El rap no es mi especialidad, no busco enterarme ni escucharlo, pero le tengo mucho respeto, de alguna forma está sustituyendo al rock a la hora de remover conciencias. No conozco mucho de este género, y esto no me gusta, porque seguro que me pierdo un montón de perlas. Además para que me guste tiene que cumplir con ciertos criterios, tiene que salirse, abusar de bajo, de sonidos sucios, con el ritmo muy marcado, y sobre todo, contar con un(a) cantante exagerado. Más que en cualquier otro genero, exagerar debería ser la regla, me enervan sobre manera estos niñatos con su prosa de supermercado, sus gestos aprendidos delante del espejo del baño “como molo tronco”, cadena y candado de oro chapado colgando del cuello –a Sid Vicious le pegaba mucho mejor-. ODB –Ol’ Dirty Bastard- me gustaba, este sí que estaba chalado. Sin embargo, comparado con Die Antwoord, parece un teletubbies.

ifinkufreeky

Die Antwoord es un grupo de rap surafricano formado en 2008. Una enorme farsa talentosa, acorde con los tiempos que corren, confusos. Al mando, un cantante, Ninja –Watkin Tudor Jones-, que está como una cabra. Él, el oro del candado lo tiene en la boca, luce dos bonitos incisivos de dieciocho quilates. Le acompaña la diminuta Yo-Landi Vi$$er, majareta con corte de pelo imposible, pareja del cantante cuando se quitan el disfraz. Porque de eso se trata, se disfrazan para cumplir con su parte de la gran farsa. Hacen un rap escandaloso, exagerado como a mi me gusta. Mezclan diversas corrientes de la cultura sudafricana, destacando el movimiento Zef. Esta palabra viene de un viejo Ford de los sesenta, el Zephyr, coche de la clase media alta, hoy caído en desuso.

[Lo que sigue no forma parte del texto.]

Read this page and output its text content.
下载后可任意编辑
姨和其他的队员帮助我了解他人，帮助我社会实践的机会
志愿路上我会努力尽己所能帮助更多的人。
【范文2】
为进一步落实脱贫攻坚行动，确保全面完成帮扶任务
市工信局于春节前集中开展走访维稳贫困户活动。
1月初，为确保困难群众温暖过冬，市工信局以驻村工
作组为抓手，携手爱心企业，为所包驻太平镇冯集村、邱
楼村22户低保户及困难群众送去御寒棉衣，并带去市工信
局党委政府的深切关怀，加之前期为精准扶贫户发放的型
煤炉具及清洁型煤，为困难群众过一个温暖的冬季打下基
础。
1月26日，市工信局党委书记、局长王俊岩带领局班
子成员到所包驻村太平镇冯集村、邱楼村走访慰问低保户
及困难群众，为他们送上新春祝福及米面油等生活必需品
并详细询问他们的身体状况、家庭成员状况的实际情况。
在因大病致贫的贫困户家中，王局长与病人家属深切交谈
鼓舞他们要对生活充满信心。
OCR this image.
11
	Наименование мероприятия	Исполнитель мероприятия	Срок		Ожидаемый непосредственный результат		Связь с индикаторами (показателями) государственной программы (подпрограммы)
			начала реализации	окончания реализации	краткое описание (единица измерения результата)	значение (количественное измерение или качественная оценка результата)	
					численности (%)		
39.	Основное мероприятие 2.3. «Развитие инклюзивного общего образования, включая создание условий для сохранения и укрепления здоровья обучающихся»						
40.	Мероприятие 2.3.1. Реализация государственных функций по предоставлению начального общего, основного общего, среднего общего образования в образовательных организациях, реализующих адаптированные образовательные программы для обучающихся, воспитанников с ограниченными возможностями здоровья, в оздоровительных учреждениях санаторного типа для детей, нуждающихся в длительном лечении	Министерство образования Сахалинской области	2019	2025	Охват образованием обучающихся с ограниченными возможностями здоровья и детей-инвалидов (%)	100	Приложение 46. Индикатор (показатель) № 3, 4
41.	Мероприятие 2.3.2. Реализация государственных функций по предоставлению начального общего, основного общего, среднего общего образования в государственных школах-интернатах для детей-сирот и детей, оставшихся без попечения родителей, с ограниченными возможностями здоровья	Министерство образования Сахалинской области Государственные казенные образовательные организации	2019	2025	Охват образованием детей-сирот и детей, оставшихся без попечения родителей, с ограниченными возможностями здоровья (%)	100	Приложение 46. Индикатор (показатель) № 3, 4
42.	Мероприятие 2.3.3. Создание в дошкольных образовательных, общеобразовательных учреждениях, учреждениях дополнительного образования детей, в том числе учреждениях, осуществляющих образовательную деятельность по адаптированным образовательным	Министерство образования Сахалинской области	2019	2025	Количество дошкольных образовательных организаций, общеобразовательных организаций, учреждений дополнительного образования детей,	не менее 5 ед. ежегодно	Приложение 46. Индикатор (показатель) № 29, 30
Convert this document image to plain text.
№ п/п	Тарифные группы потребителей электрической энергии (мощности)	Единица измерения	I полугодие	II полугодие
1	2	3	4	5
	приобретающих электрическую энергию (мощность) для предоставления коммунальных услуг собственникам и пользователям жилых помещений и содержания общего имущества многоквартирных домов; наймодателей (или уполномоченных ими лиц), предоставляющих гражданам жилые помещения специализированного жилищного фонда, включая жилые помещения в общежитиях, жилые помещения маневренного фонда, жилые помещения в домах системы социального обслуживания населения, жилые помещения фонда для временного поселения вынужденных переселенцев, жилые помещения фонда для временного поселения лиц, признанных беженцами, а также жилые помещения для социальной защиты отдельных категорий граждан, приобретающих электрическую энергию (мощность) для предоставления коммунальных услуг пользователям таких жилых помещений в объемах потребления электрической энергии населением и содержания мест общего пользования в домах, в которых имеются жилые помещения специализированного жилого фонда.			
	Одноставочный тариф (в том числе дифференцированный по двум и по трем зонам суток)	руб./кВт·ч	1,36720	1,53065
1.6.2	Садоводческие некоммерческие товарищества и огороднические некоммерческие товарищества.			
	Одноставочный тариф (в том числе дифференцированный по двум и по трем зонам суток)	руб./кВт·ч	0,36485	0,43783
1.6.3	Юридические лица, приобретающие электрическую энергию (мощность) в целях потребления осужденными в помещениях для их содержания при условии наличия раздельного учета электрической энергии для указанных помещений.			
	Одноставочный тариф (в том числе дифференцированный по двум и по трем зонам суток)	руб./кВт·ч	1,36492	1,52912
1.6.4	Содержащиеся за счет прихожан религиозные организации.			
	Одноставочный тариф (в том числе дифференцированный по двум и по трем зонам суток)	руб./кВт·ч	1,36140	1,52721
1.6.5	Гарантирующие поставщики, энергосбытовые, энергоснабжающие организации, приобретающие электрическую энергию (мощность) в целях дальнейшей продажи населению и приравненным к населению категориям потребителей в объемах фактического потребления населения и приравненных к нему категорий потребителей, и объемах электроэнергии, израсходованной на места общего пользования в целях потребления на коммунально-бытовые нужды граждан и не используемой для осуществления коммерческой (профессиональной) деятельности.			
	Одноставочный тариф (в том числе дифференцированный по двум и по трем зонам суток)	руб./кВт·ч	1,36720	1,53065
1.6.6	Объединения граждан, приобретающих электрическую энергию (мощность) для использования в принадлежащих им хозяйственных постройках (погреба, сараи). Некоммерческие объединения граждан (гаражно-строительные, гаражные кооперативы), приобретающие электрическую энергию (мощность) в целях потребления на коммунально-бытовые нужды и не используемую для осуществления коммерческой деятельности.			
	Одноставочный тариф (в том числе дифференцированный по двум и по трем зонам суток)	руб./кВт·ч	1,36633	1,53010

Zef es esto, lo molón que ha dejado de molar y que por lo tanto mola mogollón. Lo hortera guay. Hacer lo que te viene en gana sin importar lo que puedan pensar. Die Antwoord –la respuesta en afrikáner- hace un rap zef, un delirio grandilocuente, pero no vulgar. Ninja, que lleva detrás de él quince años como rapero y músico, suele aparecer en concierto y en los vídeos con el torso desnudo, plegado de tatuajes no precisamente poéticos, con un calzoncillo en honor de Pink Floyd y su Dark Side of the Moon. Todo un poema. No me imagino cruzarme con él de noche en la calle, llevo demasiado tiempo sin correr. Aunque la más inquietante no es él. Ella es rara, muy rara. Cuando hace de madre –tienen un retoño que apunta alto, clon “como un queso” de su mami chiflada-, es bastante guapa. Pero cuando toca subirse al escenario o pintarse para los vídeos, asusta. Parece directamente sacada de una pelicula de terror, niña psicópata con voz aguda cascada –se le ofreció el papel de Salander en la adaptación al cine de El Hombre que no amaba a las Mujeres, hubiera triunfado de aceptar-. Pose auténtica? La gran farsa de siempre? La verdad es que con estos dos no importa, porque el resultado de su música estrafalaria y sus actuaciones payasescas es enorme. Rap frenético experimental, una patada en el estomago.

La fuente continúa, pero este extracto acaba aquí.